The silver familiar retained its discreet default mode: twin of the so-not-me silver hip chain I bought in the crazy rush of first romance with Ric. I figured the hidden familiar was too too tasteful to clash with my current outfit’s brassy touches.

Tough. I’d chosen this suit for this mission, for what its color and cut would unconsciously imply to the people I wanted to see inside this pleasantly expensive house on the groomed and expansive grounds.

I even wore the Suit Era’s regulation white, wrist-length gloves and carried a neat navy patent leather envelope-style pocketbook. I took a deep breath before ringing the small round doorbell button with one gloved forefinger. Avon lady calling.

I hoped they answered soon. My heart was beating like I was auditioning for the class play. A knob turned on the right-hand wood door, allowing me to glimpse the occupant as it opened slightly.

A woman. Good. She registered my gender and opened the door further. The handsome blonde looked forty-something but was probably a poster child for the Washington, D.C., “well-preserved” matron set. She eyed me quizzically.

“Is your husband at home as well?” I asked. “I have important news for you both.”

My vintage apparel had subtly distracted her, causing a faint frown to materialize on her smooth forehead.

“Yes?”

She eyed my face again, hard, then silently stepped into the shadows behind her, swinging the door wide.

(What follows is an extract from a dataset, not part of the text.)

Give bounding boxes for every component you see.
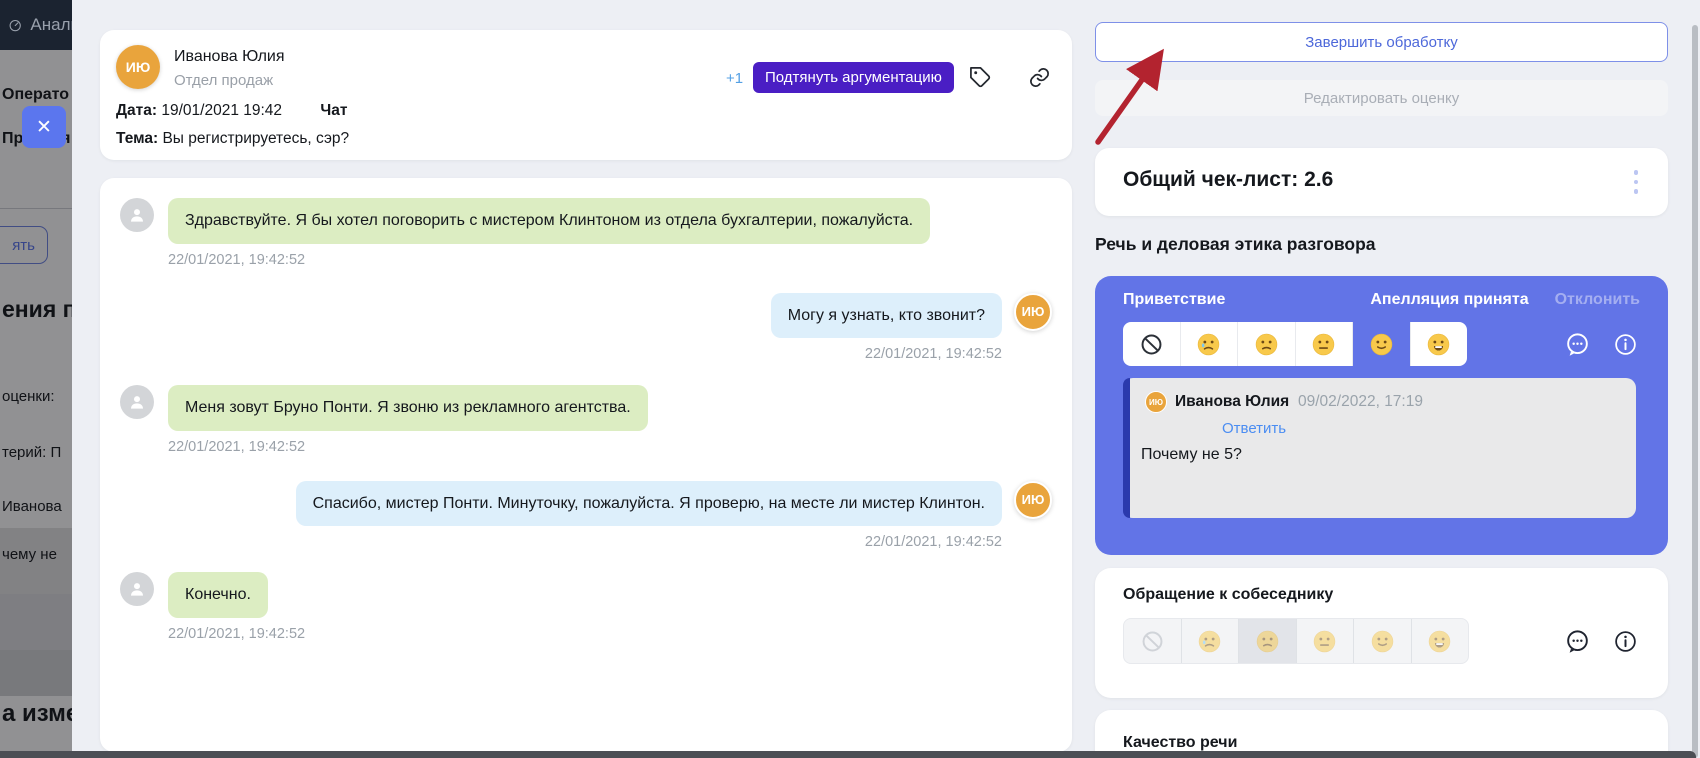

The entry area was paved in black marble, so the heels of my open-toed pumps made a military marching sound over the polished stone.

The living room was carpeted in deep shrimp plush wool, gorgeous and madly expensive to maintain. I almost wanted to step out of my shoes before I walked on it. Couldn’t afford to lose one iota of authority, though.

Her husband was reading a thin newspaper in an easy chair, hair thinning on top to match, half-glasses perched on a strong Roman nose. Old-fashioned habits died hard in this house.

He looked up, glanced at her, then eyed me again, rising slowly.

“My name is Street,” I said crisply. “I’ve come from Las Vegas with unwelcome news, but it’s not dire.”